Later on, Anna goes to her family’s house for a weekly dinner, where her Uncle Amos (Blair Underwood) who we see she has been taken in by as a child in the beginning of the film, introduces her to a book of slave folklore. Amos and her Aunt Maxine (Michelle Hurd) and Anna’s competitive and narcissist cousin Linda, (Chante Adams) have little respect for Anna, which shows when she sits down for dinner and takes a place on the floor propped up on an ottoman with the others in chairs and she resembling a housemaid. Linda interrupts her when she shares that she may be a host, and her aunt and uncle share a judgmental look when Anna says she doesn’t know when her new show will start. When Amos reads a tale of the “Moss Haired Girl”, about a slave who takes hair from a tree that happens to be cursed by witches and drives her to kill people, Anna dismisses the book. Her uncle gets offended, gives her a lecture on the importance of knowing your history. Later he convinces her to take the book and she does.

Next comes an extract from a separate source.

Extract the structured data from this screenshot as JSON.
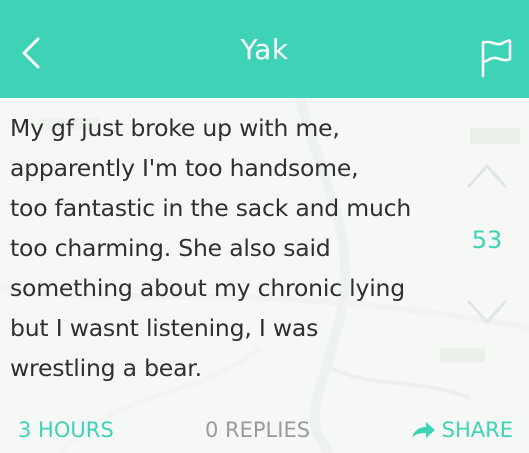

After a month the hair begins its killing spree, by taking her landlord after he tries to assault her. Anna keeps it to herself and moves on, and starts doing well at work with Zora. She doesn’t confront the killing. Like her feeling of detachment, the memories of the violence plague her. 

Anna reads the tale of the “Moss Haired Girl” once. Later, after the weave has taken more life she calls Linda and asks her to read her the tale but in the events of the story, Anna does nothing with the knowledge. She returns home to ask her Uncle for help but for some reason (its very hard to tell if it’s for fear or protectiveness of the myth) he refuses to analyze it.

As the movie progresses, whenever Anna’s hair takes a life, an erry, sinister image of her family dressed up in what looks like Kwanzaa clothing, sit at the dinner table full of food, and stare at her. Their judgment of her,  her feeling like she is wrong for something, is obviously troubling, but it only shows up as an image the evil spirit tries to use to take over Anna–it only shows up as a genre device. Anna never confronts it.

There’s no reason why she doesn’t try to deal with what’s going on. What she wants deep down is to be connected to herself, and to be seen as human. Simien never allows Anna to go for what she really wants. Instead, he takes Anna and the audience for a wild, but empty ride.

Along with leaving the trauma undealt with the director leaves story threads the same way. The unconnected points make the movie feel confusing and incomplete. As the film goes into a scary tale, in every way, from the lack of character’s exploration, the lack of character depth, and that it solely becomes about Anna’s need to escape the trap of her hair, the movie becomes a scary story featuring black people, than actually allowing the characters to discover themselves and the options of who they can be. 

Bad Hair only ends up existing to bring black people into the horror genre where they have been historically unrepresented. While this is important it’s not what matters the most. The movie maintains black women’s places and they are still slaves to someone else’s plans.